On est comme dans un processus pour essayer de trouver quelque chose lorsque [le jeune] terminera l’école… Il y a l’école des adultes qui serait accessible une journée par semaine et peut-être aussi le mardi soir des cours de cuisine, s’il peut avoir un transport, mais il a encore beaucoup de choses à apprendre…

Éducatrice en réadaptation 2

Selon les éducateurs en réadaptation, la plupart des jeunes ont besoin d’acquérir davantage de maturité et de consolider leurs connaissances et habiletés sur le plan de l’autonomie fonctionnelle, du travail et des habiletés d’interaction sociale.

Enfin, l’importance du milieu familial dans la formation et la motivation du jeune est un aspect indiqué par la majorité des éducateurs, qui déplorent le manque de participation des familles dans l’implantation du programme. À ces difficultés s’ajoutent plusieurs divergences de point de vue, mentionnées par les éducateurs spécialisés.

Dans beaucoup de sphères de sa vie, [le jeune] est traité comme un enfant, mais au niveau de sa sexualité, là il a une blonde, il est traité comme un homme. Alors avec ça, la Carte routière, ça me permet de discuter avec lui et d’aborder la sexualité avec sa famille, c’est mon moyen d’amener la discussion.
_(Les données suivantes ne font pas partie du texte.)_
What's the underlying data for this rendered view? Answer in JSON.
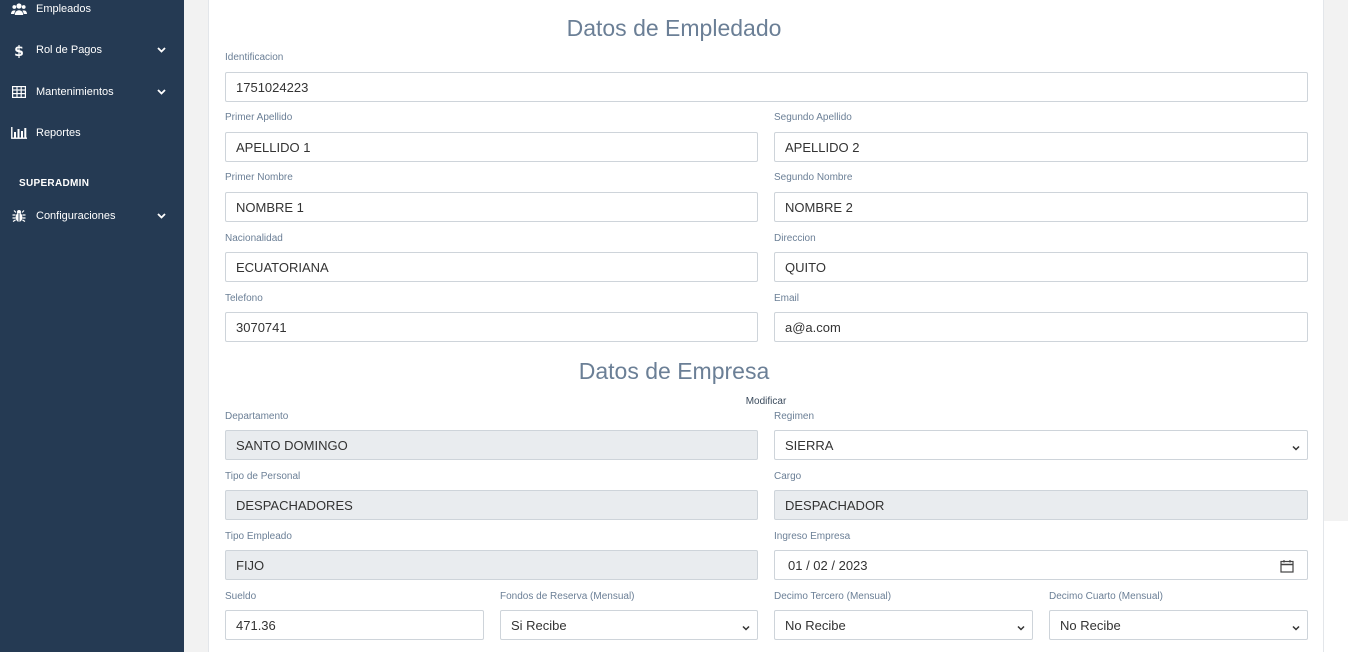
{
  "sidebar": {
    "items": [
      {
        "label": "Empleados",
        "icon": "users-icon"
      },
      {
        "label": "Rol de Pagos",
        "icon": "dollar-icon"
      },
      {
        "label": "Mantenimientos",
        "icon": "table-icon"
      },
      {
        "label": "Reportes",
        "icon": "bar-chart-icon"
      }
    ],
    "section_heading": "SUPERADMIN",
    "admin_items": [
      {
        "label": "Configuraciones",
        "icon": "bug-icon"
      }
    ]
  },
  "employee_section": {
    "title": "Datos de Empledado",
    "identificacion": {
      "label": "Identificacion",
      "value": "1751024223"
    },
    "primer_apellido": {
      "label": "Primer Apellido",
      "value": "APELLIDO 1"
    },
    "segundo_apellido": {
      "label": "Segundo Apellido",
      "value": "APELLIDO 2"
    },
    "primer_nombre": {
      "label": "Primer Nombre",
      "value": "NOMBRE 1"
    },
    "segundo_nombre": {
      "label": "Segundo Nombre",
      "value": "NOMBRE 2"
    },
    "nacionalidad": {
      "label": "Nacionalidad",
      "value": "ECUATORIANA"
    },
    "direccion": {
      "label": "Direccion",
      "value": "QUITO"
    },
    "telefono": {
      "label": "Telefono",
      "value": "3070741"
    },
    "email": {
      "label": "Email",
      "value": "a@a.com"
    }
  },
  "company_section": {
    "title": "Datos de Empresa",
    "modify_label": "Modificar",
    "departamento": {
      "label": "Departamento",
      "value": "SANTO DOMINGO"
    },
    "regimen": {
      "label": "Regimen",
      "value": "SIERRA"
    },
    "tipo_personal": {
      "label": "Tipo de Personal",
      "value": "DESPACHADORES"
    },
    "cargo": {
      "label": "Cargo",
      "value": "DESPACHADOR"
    },
    "tipo_empleado": {
      "label": "Tipo Empleado",
      "value": "FIJO"
    },
    "ingreso_empresa": {
      "label": "Ingreso Empresa",
      "value": "01 / 02 / 2023"
    },
    "sueldo": {
      "label": "Sueldo",
      "value": "471.36"
    },
    "fondos_reserva": {
      "label": "Fondos de Reserva (Mensual)",
      "value": "Si Recibe"
    },
    "decimo_tercero": {
      "label": "Decimo Tercero (Mensual)",
      "value": "No Recibe"
    },
    "decimo_cuarto": {
      "label": "Decimo Cuarto (Mensual)",
      "value": "No Recibe"
    }
  }
}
Éducatrice en réadaptation 4

La dimension « Mon réseau »

Tous les participants à la recherche reconnaissent l’importance du réseau de soutien social pour les jeunes présentant une DI. Plus de la moitié des éducateurs du centre de réadaptation ont utilisé du matériel compris dans cette section pour aider le jeune à développer son réseau de soutien social. Ils ont particulièrement apprécié le « Guide pour apprendre à se faire des amis », le document « Pour être un bon ami » de même que l’exercice de réflexion « Le soutien social que j’offre ». Ils ont identifié des stratégies pour surmonter les obstacles au développement de liens sociaux, principalement les défis présents chez ces jeunes sur le plan de la communication et des habiletés interpersonnelles. Des comportements de surprotection de la part de leur entourage sont également présents.

[…] lorsqu’il fait quelque chose qui n’est pas correct, il a rarement les conséquences qui s’y rattachent. De plus lorsqu’il vit une situation qui peut lui amener une crainte, peine, peur, il est souvent retiré [de l’école] pour éviter de faire face à ces émotions…

Éducatrice scolaire 1

Les éducateurs en milieu scolaire ont aussi utilisé du matériel de cette section de la Carte routière lors d’activités de groupe. Ils mentionnent que ceci leur a permis d’aider à la fois au développement des habiletés d’interaction sociale des jeunes et à celui de leurs habiletés à se faire des amis et à entretenir leurs liens d’amitié. Les obstacles qui persistent selon les éducateurs concernent la tendance, chez certains jeunes, à interagir davantage avec le personnel de l’école ou les adultes en qui ils ont confiance qu’avec leurs pairs et les difficultés liées à la collaboration et la concertation avec les familles.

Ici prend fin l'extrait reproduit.